The Prompt You’d Send to the Model (concise and testable)

System:
You are DSARAgent. Follow the contract:
- Ask once if subject_identifiers, request_type, legal_basis, or deadline are missing.
- Cite minimal spans for redaction rules and legal basis.
- Propose tools; never assert success without receipts.
- Output JSON with: summary, holdings[], actions[], citations[], receipts[], next_steps[], tool_proposals[].

User:
Process an access request under GDPR Art. 15 for [email protected] (customer_id C-1029), scope=all, deadline 2025-11-15.

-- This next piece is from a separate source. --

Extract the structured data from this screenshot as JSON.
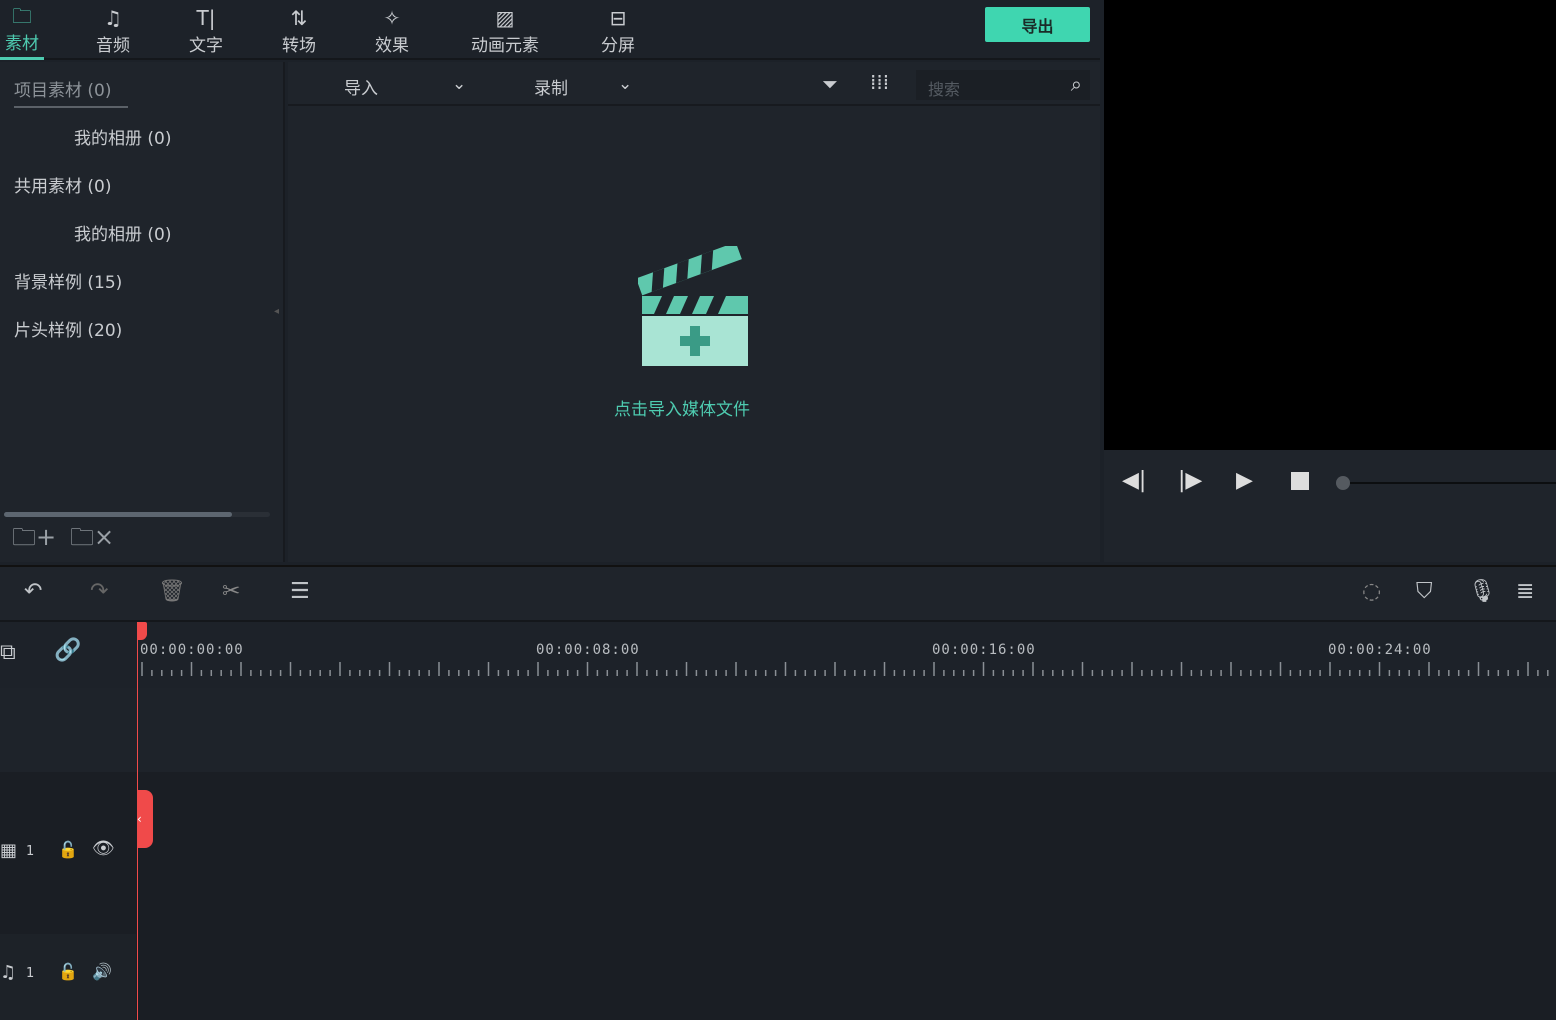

Implementation notes that keep you safe

Verification first: Do not search or disclose until an IDV/OTP receipt exists for the subject.
Redaction at the tool layer: Never rely on prompt text to hide PII; enforce masking/redaction in RedactBundle.
Erasure modes: Prefer tokenization in analytical stores and soft delete in OLTP when legal or business retention requires reversibility; log purge job IDs.
Backups & logs: Record exclusions and retention exceptions explicitly; return a statement with evidence rather than silent omissions.
Observability: For every request, log subject identifier hashes, systems searched, export hash, redaction ruleset, approvals, and action receipts.

Conclusion

A DSAR Fulfillment Agent turns privacy requests from multi-week hunts into a repeatable, auditable workflow. With typed tools, approvals, redaction rules, and hard receipts, it can satisfy regulators and users—while protecting your systems from over-disclosure and your teams from endless manual toil.